Another error is assigned because the trial court refused to submit a special question to the jury designed to elicit the fact that defendant was driving his car north of and outside the beaten path of westbound travel. Plaintiff argues that one of the defendant’s acts of negligence was in looking back to the southeast, and letting his car run too far to the north side of the street and out of the main-traveled part of it. There is no trouble in this case about establishing the defendant’s negligence. He was negligent; the evidence proved it, and the jury found it; but a few additional incidents of his negligence more or less which might have been found could have no practical result in this case, since the contributory negligence of the plaintiff, according to her own testimony and with no testimony to the contrary, was so clearly established. The refusal to submit this special question was not error.

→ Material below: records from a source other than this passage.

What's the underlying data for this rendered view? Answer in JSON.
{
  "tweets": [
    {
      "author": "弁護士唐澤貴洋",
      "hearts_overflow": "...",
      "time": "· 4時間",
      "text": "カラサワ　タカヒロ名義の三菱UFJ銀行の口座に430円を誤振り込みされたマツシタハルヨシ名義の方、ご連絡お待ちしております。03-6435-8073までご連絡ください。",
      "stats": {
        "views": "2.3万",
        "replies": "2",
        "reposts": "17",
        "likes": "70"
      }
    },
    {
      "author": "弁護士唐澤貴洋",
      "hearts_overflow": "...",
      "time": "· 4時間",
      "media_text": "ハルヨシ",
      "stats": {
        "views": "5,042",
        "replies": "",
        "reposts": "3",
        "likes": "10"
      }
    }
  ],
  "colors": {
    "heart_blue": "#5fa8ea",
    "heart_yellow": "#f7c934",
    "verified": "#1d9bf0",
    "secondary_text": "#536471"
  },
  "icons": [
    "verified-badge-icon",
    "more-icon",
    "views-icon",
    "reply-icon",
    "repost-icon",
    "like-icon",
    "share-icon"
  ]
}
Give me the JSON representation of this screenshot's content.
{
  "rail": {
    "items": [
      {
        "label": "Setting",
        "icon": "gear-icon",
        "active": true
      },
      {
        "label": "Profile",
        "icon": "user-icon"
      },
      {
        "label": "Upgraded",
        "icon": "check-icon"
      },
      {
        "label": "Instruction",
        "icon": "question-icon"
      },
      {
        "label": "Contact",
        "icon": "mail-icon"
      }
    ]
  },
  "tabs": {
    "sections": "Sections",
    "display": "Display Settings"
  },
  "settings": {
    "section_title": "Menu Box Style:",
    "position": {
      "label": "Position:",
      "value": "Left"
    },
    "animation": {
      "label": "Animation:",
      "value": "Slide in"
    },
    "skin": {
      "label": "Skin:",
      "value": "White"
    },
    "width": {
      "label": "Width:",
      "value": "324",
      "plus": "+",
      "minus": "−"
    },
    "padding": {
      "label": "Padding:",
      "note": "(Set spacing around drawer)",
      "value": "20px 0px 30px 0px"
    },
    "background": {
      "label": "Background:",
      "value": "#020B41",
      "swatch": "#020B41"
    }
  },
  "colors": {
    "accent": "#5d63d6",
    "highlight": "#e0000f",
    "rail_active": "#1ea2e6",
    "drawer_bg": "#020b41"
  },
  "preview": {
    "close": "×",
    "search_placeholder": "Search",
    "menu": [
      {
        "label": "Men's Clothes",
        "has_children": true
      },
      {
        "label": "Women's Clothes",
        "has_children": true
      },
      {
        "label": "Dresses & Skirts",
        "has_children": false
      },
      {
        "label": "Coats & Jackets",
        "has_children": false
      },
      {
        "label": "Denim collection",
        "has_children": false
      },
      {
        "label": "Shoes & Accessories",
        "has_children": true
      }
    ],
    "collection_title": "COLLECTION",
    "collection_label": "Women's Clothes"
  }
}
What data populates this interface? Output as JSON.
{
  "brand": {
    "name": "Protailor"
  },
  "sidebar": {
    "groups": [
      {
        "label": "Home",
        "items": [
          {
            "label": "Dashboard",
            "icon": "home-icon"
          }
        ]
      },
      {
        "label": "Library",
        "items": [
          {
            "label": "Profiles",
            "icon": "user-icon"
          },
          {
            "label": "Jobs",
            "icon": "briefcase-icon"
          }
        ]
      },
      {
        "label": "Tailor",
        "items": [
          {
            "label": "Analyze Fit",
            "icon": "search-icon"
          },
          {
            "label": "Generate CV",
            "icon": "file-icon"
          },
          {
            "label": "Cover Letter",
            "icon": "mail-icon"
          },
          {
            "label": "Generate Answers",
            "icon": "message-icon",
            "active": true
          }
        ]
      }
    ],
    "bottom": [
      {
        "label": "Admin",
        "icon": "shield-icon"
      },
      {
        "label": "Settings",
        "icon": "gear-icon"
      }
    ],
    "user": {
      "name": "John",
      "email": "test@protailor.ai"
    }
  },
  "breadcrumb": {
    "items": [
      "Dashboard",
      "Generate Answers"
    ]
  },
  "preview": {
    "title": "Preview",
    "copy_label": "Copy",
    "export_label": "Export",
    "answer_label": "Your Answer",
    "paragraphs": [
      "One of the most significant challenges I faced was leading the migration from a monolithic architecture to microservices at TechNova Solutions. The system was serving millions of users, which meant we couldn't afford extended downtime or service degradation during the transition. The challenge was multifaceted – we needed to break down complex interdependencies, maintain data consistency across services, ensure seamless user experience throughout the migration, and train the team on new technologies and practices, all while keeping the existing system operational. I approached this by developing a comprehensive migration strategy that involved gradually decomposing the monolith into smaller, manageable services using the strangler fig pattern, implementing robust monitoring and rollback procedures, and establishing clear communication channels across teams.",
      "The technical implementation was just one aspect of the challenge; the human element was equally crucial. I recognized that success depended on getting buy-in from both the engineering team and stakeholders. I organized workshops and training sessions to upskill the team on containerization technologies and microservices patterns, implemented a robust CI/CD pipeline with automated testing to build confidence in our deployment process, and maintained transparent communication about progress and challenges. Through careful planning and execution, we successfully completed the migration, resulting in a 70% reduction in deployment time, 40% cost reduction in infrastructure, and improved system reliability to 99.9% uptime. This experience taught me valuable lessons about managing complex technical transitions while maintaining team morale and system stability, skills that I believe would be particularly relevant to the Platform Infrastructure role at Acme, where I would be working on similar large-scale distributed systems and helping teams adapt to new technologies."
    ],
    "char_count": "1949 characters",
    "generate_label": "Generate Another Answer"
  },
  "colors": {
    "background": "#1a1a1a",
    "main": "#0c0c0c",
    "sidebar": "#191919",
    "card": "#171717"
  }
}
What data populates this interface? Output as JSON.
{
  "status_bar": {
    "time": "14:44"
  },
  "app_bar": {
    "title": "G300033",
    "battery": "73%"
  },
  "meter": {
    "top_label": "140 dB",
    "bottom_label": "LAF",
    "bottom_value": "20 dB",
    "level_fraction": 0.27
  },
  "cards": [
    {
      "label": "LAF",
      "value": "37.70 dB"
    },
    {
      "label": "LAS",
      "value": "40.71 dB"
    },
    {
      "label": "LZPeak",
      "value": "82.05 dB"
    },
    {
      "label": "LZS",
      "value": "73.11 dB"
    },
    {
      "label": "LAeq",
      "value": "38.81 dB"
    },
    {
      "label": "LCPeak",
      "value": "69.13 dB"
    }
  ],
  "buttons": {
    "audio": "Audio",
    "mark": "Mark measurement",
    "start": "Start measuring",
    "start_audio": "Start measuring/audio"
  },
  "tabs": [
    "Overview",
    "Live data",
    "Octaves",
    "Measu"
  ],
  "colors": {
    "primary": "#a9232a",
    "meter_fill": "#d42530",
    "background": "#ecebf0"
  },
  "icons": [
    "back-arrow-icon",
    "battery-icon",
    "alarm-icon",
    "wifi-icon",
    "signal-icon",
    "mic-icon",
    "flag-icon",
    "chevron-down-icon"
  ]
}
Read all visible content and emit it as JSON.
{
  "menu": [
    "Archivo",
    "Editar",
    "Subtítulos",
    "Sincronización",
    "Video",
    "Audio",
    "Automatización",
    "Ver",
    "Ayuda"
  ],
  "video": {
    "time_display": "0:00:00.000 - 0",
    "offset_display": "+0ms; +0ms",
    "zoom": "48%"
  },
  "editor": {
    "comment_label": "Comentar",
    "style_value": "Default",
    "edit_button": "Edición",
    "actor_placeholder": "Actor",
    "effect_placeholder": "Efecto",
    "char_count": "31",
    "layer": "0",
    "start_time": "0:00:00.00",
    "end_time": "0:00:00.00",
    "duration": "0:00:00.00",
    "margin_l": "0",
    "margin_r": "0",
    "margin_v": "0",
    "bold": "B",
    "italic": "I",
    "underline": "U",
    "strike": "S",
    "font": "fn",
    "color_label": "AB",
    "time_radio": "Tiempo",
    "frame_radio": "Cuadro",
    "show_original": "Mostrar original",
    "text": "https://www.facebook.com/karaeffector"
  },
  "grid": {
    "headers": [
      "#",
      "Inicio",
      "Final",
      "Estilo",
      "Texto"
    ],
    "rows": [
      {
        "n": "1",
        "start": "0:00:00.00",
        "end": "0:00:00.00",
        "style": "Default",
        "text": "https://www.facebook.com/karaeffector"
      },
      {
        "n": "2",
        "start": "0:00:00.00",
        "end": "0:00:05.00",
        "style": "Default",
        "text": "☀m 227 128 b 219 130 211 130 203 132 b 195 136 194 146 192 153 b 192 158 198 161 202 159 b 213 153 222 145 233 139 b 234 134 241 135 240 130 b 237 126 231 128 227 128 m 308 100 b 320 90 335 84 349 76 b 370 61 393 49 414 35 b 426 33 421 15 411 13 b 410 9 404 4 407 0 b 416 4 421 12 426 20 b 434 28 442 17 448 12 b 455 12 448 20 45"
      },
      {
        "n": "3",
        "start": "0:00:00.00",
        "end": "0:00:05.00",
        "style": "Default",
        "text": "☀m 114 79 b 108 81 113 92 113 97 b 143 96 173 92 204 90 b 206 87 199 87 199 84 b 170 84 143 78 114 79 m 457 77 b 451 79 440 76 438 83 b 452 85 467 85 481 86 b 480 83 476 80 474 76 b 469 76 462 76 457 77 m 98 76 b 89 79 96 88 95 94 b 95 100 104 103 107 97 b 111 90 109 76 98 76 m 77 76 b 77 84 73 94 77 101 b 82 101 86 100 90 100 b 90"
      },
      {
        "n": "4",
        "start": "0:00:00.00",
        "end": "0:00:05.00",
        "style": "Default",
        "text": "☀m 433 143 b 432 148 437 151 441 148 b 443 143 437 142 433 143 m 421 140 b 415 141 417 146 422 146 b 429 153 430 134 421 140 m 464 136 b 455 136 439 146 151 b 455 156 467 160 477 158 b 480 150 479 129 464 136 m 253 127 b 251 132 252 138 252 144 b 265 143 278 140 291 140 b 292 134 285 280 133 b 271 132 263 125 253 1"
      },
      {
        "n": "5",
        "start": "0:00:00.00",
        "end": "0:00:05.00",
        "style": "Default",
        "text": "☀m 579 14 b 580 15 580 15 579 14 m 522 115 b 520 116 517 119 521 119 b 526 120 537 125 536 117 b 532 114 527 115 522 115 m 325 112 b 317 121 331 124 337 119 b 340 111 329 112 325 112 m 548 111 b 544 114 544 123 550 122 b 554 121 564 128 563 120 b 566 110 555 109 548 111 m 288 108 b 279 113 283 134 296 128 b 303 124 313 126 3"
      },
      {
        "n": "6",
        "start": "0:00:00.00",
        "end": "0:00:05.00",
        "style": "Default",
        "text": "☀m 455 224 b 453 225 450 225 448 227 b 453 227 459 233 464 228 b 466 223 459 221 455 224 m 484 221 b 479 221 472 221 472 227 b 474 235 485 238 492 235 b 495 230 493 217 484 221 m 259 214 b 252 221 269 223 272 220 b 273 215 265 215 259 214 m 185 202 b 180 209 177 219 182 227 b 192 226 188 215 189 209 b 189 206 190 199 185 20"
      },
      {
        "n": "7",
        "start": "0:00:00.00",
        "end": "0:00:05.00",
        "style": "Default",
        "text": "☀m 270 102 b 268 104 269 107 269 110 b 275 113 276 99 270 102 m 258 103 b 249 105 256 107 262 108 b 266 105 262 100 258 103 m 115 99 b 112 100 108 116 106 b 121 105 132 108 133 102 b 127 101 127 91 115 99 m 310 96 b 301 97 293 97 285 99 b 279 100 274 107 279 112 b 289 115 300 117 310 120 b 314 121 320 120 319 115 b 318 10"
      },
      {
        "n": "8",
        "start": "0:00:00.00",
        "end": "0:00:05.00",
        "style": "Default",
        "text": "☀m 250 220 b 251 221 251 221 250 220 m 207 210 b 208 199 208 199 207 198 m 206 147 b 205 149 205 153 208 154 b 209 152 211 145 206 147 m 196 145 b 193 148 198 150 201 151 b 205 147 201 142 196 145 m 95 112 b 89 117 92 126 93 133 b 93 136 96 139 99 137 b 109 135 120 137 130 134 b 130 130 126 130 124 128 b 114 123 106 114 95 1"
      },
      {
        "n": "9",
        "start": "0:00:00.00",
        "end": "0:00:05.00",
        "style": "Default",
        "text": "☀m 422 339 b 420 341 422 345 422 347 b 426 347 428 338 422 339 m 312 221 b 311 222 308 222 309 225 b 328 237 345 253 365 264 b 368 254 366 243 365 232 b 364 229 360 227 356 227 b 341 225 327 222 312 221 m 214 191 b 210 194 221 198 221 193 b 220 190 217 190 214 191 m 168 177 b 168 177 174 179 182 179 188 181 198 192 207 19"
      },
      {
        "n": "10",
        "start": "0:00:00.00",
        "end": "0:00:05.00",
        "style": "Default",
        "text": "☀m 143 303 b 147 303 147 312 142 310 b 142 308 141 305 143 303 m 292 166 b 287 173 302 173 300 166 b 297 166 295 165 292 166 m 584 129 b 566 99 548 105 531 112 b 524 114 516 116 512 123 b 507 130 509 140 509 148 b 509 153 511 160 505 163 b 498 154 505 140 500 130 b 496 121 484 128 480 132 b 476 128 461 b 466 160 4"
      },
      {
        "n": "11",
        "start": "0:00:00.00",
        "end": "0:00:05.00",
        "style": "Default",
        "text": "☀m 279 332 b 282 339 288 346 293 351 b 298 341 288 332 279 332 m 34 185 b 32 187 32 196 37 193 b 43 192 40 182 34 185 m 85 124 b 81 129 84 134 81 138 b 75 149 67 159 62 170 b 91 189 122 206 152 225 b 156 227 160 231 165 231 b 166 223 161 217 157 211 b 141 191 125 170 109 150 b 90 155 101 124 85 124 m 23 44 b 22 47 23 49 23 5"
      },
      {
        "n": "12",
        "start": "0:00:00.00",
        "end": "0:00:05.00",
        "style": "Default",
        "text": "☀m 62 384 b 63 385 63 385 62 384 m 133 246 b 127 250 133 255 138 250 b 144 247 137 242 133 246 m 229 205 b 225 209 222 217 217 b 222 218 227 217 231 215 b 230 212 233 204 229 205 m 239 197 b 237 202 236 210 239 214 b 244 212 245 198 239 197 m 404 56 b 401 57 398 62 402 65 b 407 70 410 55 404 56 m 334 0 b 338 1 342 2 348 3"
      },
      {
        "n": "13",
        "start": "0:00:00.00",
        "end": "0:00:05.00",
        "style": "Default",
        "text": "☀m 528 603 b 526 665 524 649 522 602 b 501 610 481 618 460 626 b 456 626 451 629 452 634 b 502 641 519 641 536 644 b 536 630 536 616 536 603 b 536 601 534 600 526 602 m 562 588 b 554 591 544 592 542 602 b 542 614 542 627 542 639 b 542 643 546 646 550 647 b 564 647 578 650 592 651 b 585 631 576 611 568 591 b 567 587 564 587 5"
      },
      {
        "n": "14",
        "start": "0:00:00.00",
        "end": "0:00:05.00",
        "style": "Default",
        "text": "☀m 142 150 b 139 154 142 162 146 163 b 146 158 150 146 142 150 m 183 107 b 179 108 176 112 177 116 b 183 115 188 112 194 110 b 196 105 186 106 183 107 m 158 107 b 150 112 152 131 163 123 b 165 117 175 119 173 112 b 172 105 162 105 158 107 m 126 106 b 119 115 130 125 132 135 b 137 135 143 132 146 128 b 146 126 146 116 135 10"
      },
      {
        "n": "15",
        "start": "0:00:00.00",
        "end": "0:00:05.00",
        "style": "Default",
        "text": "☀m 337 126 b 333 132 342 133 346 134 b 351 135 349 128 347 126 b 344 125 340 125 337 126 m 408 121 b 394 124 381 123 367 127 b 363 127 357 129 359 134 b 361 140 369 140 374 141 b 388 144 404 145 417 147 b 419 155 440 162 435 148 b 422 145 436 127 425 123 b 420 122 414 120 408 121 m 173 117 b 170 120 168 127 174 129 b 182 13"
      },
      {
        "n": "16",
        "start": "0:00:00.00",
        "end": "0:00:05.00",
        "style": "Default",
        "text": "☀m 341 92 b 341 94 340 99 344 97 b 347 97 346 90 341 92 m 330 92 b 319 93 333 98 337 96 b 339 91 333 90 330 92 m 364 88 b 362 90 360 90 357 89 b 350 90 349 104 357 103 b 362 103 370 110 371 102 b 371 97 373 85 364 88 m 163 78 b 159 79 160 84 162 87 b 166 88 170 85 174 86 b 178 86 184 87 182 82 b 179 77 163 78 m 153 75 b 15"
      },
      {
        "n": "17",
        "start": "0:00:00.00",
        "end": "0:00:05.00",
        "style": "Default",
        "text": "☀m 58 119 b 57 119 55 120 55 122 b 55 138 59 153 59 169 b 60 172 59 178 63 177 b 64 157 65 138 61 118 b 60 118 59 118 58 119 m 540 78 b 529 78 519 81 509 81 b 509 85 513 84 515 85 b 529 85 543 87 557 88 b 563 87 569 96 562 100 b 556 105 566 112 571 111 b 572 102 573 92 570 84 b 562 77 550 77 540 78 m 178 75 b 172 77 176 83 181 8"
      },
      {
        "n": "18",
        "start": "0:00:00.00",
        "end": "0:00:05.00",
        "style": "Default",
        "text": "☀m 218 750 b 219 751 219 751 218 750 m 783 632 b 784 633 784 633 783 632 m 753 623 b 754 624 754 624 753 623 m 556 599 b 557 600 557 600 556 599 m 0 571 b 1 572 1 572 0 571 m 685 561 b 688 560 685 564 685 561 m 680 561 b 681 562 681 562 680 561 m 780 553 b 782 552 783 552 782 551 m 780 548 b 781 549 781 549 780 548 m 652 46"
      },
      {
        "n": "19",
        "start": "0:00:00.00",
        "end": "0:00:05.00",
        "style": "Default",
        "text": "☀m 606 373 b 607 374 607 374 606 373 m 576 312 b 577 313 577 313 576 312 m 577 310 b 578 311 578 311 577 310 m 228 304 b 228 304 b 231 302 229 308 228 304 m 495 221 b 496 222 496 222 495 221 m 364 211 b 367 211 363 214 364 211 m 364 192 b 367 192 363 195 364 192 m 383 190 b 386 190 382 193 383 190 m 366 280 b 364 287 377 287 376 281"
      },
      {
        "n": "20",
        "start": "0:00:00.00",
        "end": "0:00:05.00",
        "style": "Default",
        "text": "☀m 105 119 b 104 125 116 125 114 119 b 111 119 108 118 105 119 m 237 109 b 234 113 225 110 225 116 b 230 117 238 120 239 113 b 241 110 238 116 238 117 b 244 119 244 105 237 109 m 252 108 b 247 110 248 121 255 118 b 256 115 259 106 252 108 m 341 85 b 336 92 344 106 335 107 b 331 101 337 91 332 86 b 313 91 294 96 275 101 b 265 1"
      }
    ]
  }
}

The final error urged relates to the overruling of plaintiff’s motion for a new trial. Under this assignment it is argued that the jury’s special findings Nos. 8 and' 9 are the result of the erroneous instructions of which she complains. This relates chiefly to the instruction set out above and others to the same general effect, and which in our opinion were sanctioned by Hanabery v. Erhardt, supra, and by the testimony, and a general verdict for defendant logically and naturally followed therefrom. The special findings being pertinent and having support in the testimony, a general verdict in plaintiff’s favor could not have been permitted to stand. *247Considering this case in its broad outlines, while we may and do-sympathize with this hapless plaintiff, it would not be just to allow damages in behalf of a person so careless of her own safety as to step out behind a parked car on the side of a city street and hurry diagonally across it at a point other than an intersection without giving one precautionary glance in the direction from which an automobile might be approaching. Such lack of the simplest element of diligence on plaintiff’s behalf barred her from any claim for damages notwithstanding the negligence of the defendant as specially found by the jury.
No prejudicial error is shown by the record, and the judgment is affirmed.